The British government on Friday suspended new funding to aid agency Oxfam, which had some staff accused of sexually exploiting people in crisis zones. The group's chief called the allegations "a stain" that shames the organization.
International Development Secretary Penny Mordaunt said Oxfam had agreed not to bid for further U.K. taxpayer funds until it met the British government's "high standards."
"Clearly Oxfam have a long way to go before they can regain the trust of the British public, their staff and the people they aim to help," she said. "The actions and attitude of the organization over the coming weeks will be critical."
Oxfam received 31.7 million pounds ($43.8 million) from the British government in 2016-17, out of some 400 million pounds in total income.
U.K.-based Oxfam has been rocked by allegations that senior staff working in Haiti after the country's 2010 earthquake faced misconduct allegations, including using prostitutes and downloading pornography.
Oxfam says it investigated the case, fired four workers and let three others resign, but the British government and charity regulators have criticized its lack of transparency.
Mordaunt said the government had asked Oxfam and other recipients of aid funding for assurances about their "safeguarding and reporting practices" by Feb. 26.
She said Oxfam had already agreed to report the accused staff members to their respective governments and to hand over all evidence it held on the allegations to the Haitian government.
She said "hundreds of good, brave and compassionate people working for Oxfam around the world" had been "poorly served by Oxfam's leadership team."

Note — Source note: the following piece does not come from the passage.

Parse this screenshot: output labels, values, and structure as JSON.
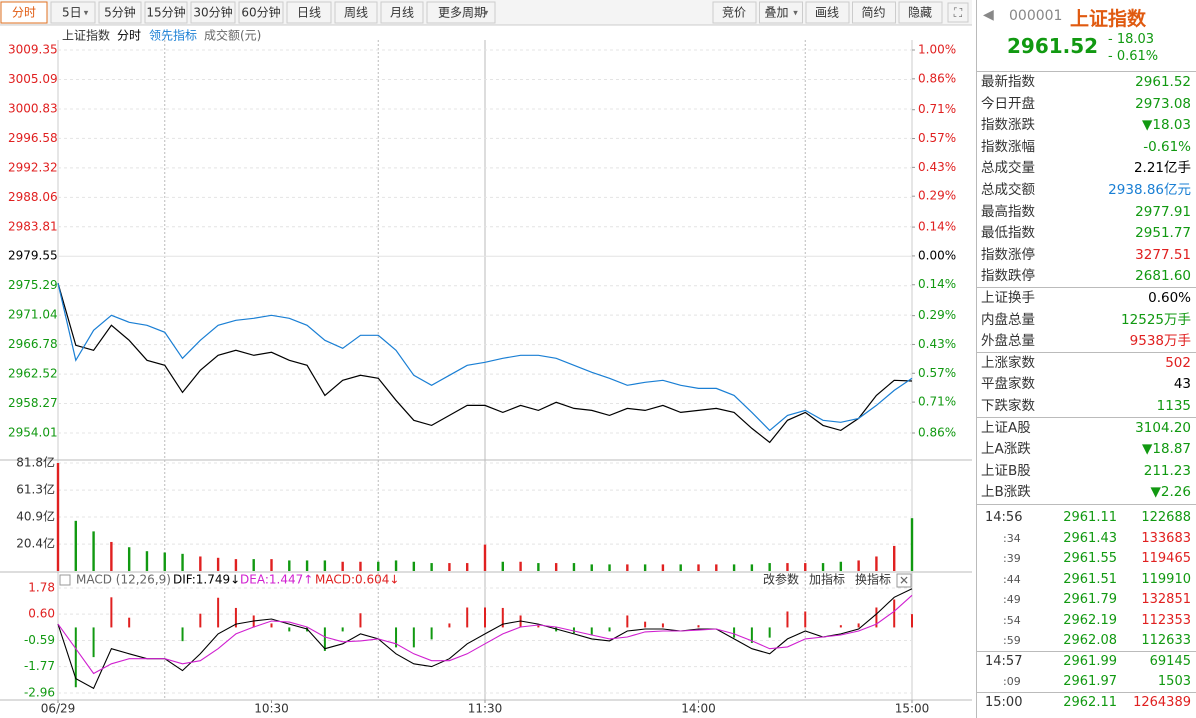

Oxfam International executive director Winnie Byanyima said she was deeply sorry for the allegations about staff in Haiti, and also in Chad.
"What happened in Haiti and afterwards is a stain on Oxfam that will shame us for years, and rightly so," Byanyima said.
She said she was appointing an independent commission to "look into our culture and our practices" and set up a vetting system for its staff. Byanyima urged all victims of abuse to come forward.
"I'm here for all the women who have been abused. I want them to come forward and for justice to be done for them," she told the BBC.
The scandal is a major blow to Oxfam, which relies on public and corporate donations as well as government funding.
South African Nobel laureate Desmond Tutu, British actress Minnie Driver and Senegalese musician Baaba Maal have all resigned as Oxfam celebrity ambassadors in the wake of the sexual misconduct allegations and Britain's charity regulator has launched an investigation.
The allegations relate to Oxfam GB, one 20 affiliates that make up Oxfam International.
Mark Goldring, chief executive of Oxfam GB, admitted the organization needed to reform, but said "the scale and the intensity of the attacks feels out of proportion to the level of culpability."
He told The Guardian that the scandal could have "a substantial effect on public confidence, which would affect public donations."